Prezes Polskiego Związku Piłki Nożnej Grzegorz Lato nie kryje zdenerwowania w związku z remisem Polaków w meczu z Irlandią. - Jeśli nie awansujemy, to stracimy sportowo, ale i finansowo. Lekko licząc, siedem milionów euro. Stworzyliśmy drużynie komfortowe warunki. Mają wszystko to, co najlepsi zawodnicy na świecie - renomowanego trenera, przygotowania w luksusowych warunkach, pokaźne premie. Nawet w samolocie do Mariboru oddzieliliśmy ich przedział od działaczy firanką i weszliśmy innymi drzwiami, żeby nie drażnić swoją obecnością. Dotarły do nas bowiem słuchy, że przeszkadzamy. Trochę to dziwne, bo nie przeszkadzają im inni pasażerowie w rejsowych samolotach, ale niech będzie. Chuchamy na nich i dmuchamy. Byle tylko wygrywali i pojechali na ten mundial - powiedział dla Dziennika prezes PZPN.

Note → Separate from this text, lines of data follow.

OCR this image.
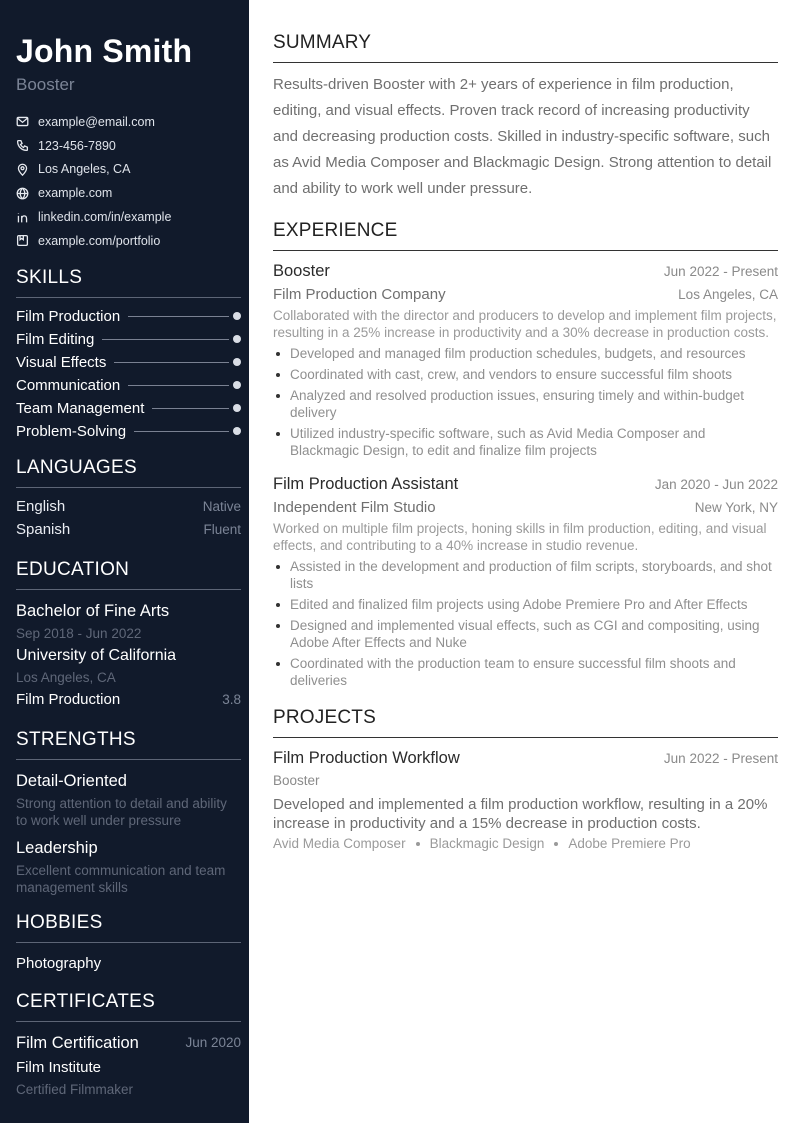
John Smith
Booster
example@email.com
123-456-7890
Los Angeles, CA
example.com
linkedin.com/in/example
example.com/portfolio
SKILLS
Film Production
Film Editing
Visual Effects
Communication
Team Management
Problem-Solving
LANGUAGES
English	Native
Spanish	Fluent
EDUCATION
Bachelor of Fine Arts
Sep 2018 - Jun 2022
University of California
Los Angeles, CA
Film Production	3.8
STRENGTHS
Detail-Oriented
Strong attention to detail and ability to work well under pressure
Leadership
Excellent communication and team management skills
HOBBIES
Photography
CERTIFICATES
Film Certification	Jun 2020
Film Institute
Certified Filmmaker
SUMMARY

Results-driven Booster with 2+ years of experience in film production, editing, and visual effects. Proven track record of increasing productivity and decreasing production costs. Skilled in industry-specific software, such as Avid Media Composer and Blackmagic Design. Strong attention to detail and ability to work well under pressure.

EXPERIENCE
Booster	Jun 2022 - Present
Film Production Company	Los Angeles, CA

Collaborated with the director and producers to develop and implement film projects, resulting in a 25% increase in productivity and a 30% decrease in production costs.

Developed and managed film production schedules, budgets, and resources
Coordinated with cast, crew, and vendors to ensure successful film shoots
Analyzed and resolved production issues, ensuring timely and within-budget delivery
Utilized industry-specific software, such as Avid Media Composer and Blackmagic Design, to edit and finalize film projects
Film Production Assistant	Jan 2020 - Jun 2022
Independent Film Studio	New York, NY

Worked on multiple film projects, honing skills in film production, editing, and visual effects, and contributing to a 40% increase in studio revenue.

Assisted in the development and production of film scripts, storyboards, and shot lists
Edited and finalized film projects using Adobe Premiere Pro and After Effects
Designed and implemented visual effects, such as CGI and compositing, using Adobe After Effects and Nuke
Coordinated with the production team to ensure successful film shoots and deliveries
PROJECTS
Film Production Workflow	Jun 2022 - Present
Booster

Developed and implemented a film production workflow, resulting in a 20% increase in productivity and a 15% decrease in production costs.

Avid Media Composer Blackmagic Design Adobe Premiere Pro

Prezes PZPN nie zamierza podwyższać premii za awans Polaków na mundial. Jego zdaniem premie są wystarczające. - Mało mają obiecane?! Pięć milionów złotych za awans do podziału. Niektórzy dostaną po 250 tysięcy. Wie pan, ile to jest pieniędzy? Niech im się w głowach nie przewraca - dodał Grzegorz Lato.
Więcej w Dzienniku.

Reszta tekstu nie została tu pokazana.